La carta vincente sta dunque nell’indipendenza da certe logiche, nella possibilità di vivere liberamente l’arte e quello che ha da offrire.
“La mia ambizione sarà sempre quella di essere indipendente e capace di fare le mie cose al di là delle logiche di mercato. Servono persone che credano nelle tue idee, ma una volta trovate la strada è in discesa. La tua opera parla prima di te, e io voglio parlare attraverso le mie opere. Il cinema è esperienza portata al massimo livello, e io voglio viverla in pieno“.
– Gabriele Manzoni
I progetti di Gabriele proseguono poi nel 2025, come lui stesso racconta:
“Ho da breve presentato un cortometraggio ad Alice Nella Città dal titolo ‘Un sole bellissimo’ nella sezione Academy e che verrà proiettato in concorso internazionale al Poitiers Film Festival“.
– Gabriele Manzoni

Anche in questo ultimo lavoro riemerge il filo rosso che connette le opere del regista, ossia uno spiccato interesse per la ricerca identitaria interconnessa alla dimensione sociale e relazionale. Il corto mette in luce le contraddizioni della crescita tra domande interiori e incertezze, raccontando il percorso di chi cerca di capire chi è mentre inciampa nel futuro senza una direzione precisa. Mostra come spesso ci illudiamo di avere il controllo, quando in realtà stiamo solo cercando di non cadere. L’amicizia e l’amore diventano forze che ci sostengono ma anche gabbie da cui, a volte, abbiamo bisogno di fuggire. Crescere significa così imparare a riconoscere quando restare e quando lasciarsi andare, accettando la propria unicità senza paura di essere diversi. È un viaggio fatto di smarrimento e speranza, in cui ci si perde senza mappe né punti di riferimento, cercando comunque di seguire la propria strada e di credere che, anche senza saperlo, si stia andando nella direzione giusta.

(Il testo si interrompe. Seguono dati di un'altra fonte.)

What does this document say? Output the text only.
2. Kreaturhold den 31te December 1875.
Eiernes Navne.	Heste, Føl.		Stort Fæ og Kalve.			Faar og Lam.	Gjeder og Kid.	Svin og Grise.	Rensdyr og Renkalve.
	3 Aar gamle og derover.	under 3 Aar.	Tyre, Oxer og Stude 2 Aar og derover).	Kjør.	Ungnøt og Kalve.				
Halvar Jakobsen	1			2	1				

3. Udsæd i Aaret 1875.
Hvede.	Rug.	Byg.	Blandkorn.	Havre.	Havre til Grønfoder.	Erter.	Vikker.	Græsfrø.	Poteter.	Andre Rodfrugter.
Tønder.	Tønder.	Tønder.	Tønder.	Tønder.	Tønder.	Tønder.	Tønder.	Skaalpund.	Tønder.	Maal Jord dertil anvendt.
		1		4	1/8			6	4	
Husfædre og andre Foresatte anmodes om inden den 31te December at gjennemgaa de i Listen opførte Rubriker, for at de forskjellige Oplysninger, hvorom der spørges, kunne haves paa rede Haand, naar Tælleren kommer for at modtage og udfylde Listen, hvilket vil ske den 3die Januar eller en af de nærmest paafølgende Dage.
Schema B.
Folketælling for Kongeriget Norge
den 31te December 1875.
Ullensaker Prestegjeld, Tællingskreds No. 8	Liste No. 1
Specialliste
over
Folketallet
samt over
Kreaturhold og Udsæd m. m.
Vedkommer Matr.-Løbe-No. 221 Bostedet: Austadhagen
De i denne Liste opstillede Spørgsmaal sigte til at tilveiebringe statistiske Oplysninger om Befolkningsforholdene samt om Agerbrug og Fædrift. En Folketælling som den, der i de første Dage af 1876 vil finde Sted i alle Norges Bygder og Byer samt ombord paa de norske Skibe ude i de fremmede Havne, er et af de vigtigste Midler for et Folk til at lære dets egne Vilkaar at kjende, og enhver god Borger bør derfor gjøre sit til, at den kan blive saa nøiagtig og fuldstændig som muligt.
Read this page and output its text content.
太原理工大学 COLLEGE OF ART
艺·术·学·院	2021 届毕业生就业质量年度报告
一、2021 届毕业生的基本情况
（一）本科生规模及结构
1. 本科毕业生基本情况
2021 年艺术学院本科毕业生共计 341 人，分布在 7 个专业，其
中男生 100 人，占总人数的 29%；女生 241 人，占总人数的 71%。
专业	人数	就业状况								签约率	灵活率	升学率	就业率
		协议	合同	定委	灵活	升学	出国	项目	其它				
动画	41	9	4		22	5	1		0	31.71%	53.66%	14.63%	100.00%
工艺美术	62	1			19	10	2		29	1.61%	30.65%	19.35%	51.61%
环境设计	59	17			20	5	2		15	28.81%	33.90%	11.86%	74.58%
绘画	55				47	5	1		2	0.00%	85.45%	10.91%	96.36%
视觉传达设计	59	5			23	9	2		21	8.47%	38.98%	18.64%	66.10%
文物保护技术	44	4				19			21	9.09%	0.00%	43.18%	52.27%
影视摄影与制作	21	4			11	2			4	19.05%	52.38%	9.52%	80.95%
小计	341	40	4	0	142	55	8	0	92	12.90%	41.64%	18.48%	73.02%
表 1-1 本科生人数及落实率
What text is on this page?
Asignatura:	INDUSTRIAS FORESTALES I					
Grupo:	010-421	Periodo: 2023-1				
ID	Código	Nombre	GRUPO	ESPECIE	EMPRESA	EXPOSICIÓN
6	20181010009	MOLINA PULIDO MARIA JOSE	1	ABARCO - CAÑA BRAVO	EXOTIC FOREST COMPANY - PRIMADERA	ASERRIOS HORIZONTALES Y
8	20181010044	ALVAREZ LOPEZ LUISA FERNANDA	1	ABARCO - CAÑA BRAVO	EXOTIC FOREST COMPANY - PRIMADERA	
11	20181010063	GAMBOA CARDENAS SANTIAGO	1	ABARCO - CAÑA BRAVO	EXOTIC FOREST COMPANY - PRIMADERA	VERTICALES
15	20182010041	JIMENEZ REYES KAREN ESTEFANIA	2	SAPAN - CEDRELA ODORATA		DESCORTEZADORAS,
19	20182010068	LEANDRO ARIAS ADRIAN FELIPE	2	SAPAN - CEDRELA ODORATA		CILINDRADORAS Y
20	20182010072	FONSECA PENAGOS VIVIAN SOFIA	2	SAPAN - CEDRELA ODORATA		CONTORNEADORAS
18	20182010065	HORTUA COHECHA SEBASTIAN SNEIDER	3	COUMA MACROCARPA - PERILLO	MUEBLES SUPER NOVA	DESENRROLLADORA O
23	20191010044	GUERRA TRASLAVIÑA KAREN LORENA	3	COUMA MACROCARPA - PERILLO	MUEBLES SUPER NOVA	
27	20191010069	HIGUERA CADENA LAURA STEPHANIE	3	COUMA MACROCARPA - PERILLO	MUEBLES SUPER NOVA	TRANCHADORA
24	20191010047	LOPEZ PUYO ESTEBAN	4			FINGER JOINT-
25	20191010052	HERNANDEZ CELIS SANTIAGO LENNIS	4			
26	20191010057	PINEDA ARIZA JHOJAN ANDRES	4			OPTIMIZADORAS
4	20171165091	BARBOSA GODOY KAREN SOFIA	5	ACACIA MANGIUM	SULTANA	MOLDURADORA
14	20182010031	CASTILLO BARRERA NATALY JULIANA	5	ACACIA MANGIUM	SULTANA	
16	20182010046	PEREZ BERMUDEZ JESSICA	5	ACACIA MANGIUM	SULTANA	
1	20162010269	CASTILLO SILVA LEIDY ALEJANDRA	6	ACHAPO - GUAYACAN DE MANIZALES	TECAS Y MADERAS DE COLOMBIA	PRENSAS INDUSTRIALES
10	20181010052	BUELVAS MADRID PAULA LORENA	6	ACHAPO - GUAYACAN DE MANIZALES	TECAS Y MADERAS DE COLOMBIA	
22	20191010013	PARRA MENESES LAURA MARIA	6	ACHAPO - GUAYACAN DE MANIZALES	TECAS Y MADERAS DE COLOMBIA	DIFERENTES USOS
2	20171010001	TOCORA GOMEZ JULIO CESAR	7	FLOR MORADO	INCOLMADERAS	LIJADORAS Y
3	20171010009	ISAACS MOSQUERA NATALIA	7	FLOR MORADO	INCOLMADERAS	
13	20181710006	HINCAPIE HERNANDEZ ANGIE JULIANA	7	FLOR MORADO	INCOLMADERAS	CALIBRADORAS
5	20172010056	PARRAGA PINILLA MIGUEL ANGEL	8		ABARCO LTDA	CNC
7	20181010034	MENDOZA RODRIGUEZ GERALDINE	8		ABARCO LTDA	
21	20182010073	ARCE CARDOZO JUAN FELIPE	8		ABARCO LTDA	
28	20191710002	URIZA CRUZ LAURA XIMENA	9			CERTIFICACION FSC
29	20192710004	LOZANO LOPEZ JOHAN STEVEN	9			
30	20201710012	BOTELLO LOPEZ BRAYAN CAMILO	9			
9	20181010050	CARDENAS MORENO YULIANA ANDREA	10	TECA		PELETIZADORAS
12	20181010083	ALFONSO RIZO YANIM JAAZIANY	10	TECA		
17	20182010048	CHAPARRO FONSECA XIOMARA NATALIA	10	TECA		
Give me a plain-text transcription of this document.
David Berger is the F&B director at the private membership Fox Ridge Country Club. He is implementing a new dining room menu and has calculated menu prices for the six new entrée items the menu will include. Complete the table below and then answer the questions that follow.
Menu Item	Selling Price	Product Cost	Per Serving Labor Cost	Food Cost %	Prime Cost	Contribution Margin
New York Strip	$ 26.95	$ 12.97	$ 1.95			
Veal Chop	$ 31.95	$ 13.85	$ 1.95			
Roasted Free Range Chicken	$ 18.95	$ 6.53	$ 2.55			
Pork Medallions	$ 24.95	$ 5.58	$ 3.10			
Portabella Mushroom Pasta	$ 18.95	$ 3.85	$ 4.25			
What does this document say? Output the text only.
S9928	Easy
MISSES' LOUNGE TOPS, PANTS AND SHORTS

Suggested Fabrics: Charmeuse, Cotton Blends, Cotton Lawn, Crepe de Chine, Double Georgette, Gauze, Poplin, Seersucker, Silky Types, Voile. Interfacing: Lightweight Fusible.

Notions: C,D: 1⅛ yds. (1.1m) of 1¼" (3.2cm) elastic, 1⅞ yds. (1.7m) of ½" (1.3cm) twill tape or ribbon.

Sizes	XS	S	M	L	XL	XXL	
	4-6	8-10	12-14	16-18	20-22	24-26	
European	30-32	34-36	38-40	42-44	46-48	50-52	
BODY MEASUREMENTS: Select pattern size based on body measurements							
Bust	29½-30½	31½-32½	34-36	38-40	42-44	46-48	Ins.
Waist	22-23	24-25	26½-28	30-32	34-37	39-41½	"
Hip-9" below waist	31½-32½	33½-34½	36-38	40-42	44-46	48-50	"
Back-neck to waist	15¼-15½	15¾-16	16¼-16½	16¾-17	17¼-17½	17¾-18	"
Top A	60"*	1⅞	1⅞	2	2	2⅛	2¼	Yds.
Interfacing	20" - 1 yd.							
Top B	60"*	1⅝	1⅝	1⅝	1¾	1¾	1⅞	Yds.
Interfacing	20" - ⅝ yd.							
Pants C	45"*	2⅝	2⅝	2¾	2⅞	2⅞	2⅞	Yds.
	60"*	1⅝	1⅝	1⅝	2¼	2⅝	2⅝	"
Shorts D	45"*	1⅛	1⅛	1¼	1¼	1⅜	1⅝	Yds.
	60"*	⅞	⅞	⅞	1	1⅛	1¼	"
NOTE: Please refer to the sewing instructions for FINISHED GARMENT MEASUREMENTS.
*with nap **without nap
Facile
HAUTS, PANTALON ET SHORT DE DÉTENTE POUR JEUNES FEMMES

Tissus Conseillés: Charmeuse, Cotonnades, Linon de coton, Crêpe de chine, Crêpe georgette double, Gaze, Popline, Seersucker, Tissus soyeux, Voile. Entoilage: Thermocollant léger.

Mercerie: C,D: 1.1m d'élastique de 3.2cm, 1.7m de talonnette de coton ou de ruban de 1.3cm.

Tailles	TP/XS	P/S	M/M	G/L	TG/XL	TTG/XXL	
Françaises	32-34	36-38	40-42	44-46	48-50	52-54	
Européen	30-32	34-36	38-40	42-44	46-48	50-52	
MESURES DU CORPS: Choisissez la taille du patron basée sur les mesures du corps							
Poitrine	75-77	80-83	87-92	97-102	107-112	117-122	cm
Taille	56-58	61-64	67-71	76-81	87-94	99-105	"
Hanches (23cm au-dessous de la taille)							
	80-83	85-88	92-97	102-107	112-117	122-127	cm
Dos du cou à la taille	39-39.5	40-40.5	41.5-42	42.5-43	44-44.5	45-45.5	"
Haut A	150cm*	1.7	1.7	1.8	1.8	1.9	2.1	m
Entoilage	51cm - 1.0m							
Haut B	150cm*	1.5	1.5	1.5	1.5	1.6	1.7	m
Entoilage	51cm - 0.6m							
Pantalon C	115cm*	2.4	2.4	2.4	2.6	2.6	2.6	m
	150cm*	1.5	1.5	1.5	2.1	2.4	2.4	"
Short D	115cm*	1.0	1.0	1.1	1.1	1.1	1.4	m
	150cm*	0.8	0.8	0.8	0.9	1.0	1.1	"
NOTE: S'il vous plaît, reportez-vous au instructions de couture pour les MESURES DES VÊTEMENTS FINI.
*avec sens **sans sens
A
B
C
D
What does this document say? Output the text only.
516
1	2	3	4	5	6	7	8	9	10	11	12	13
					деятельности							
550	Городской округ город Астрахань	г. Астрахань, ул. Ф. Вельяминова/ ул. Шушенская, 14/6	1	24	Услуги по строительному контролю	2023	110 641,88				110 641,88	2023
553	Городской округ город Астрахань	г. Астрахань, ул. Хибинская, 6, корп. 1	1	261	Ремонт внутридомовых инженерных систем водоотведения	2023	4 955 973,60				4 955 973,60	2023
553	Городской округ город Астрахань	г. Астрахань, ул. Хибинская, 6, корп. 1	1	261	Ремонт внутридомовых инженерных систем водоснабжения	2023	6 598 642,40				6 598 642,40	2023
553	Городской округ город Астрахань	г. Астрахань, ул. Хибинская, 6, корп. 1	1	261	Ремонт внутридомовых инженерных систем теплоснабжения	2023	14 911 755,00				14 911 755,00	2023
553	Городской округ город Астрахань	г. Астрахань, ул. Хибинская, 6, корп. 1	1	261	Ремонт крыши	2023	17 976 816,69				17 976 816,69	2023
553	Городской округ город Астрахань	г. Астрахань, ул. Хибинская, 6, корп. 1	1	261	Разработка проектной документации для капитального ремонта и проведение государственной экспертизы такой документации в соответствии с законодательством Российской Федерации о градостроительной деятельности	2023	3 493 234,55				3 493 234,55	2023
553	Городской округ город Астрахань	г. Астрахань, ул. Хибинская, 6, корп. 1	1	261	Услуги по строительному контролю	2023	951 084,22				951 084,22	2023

Anche il 2026 riserverà grandi novità e vedrà l’uscita di due importanti lavori per Gabriele Manzoni. Il primo, richiama come scenario e avvenimenti la provincia del regista — in particolare la zona tra Dalmine, Verdello e Zingonia —, un luogo in cui convivono molte culture e la comunità è estremamente attiva:
“Il mio diploma, attualmente in post-produzione, si intitola ‘Per Oumar’ e prende spunto da un fatto di cronaca avvenuto nel Bergamasco/Milanese, che ha profondamente colpito tutti noi: la morte in carcere di un ragazzo di ventun’anni di origini senegalesi. Da quell’episodio nasce un racconto di formazione che parte dalla ricerca della vendetta e progressivamente si apre al magico, trasformando il corto in un viaggio onirico. È un po’ la summa dei miei lavori precedenti, sia per contenuto che per la forma. Il progetto è realizzato in collaborazione con For The Culture e uscirà nel 2026“.
– Gabriele Manzoni
Per il secondo, l’ambizione si sposterà invece sulla tipologia cinematografica del lungometraggio, un film in fase di scrittura di cui attendiamo di conoscere presto nuovi particolari.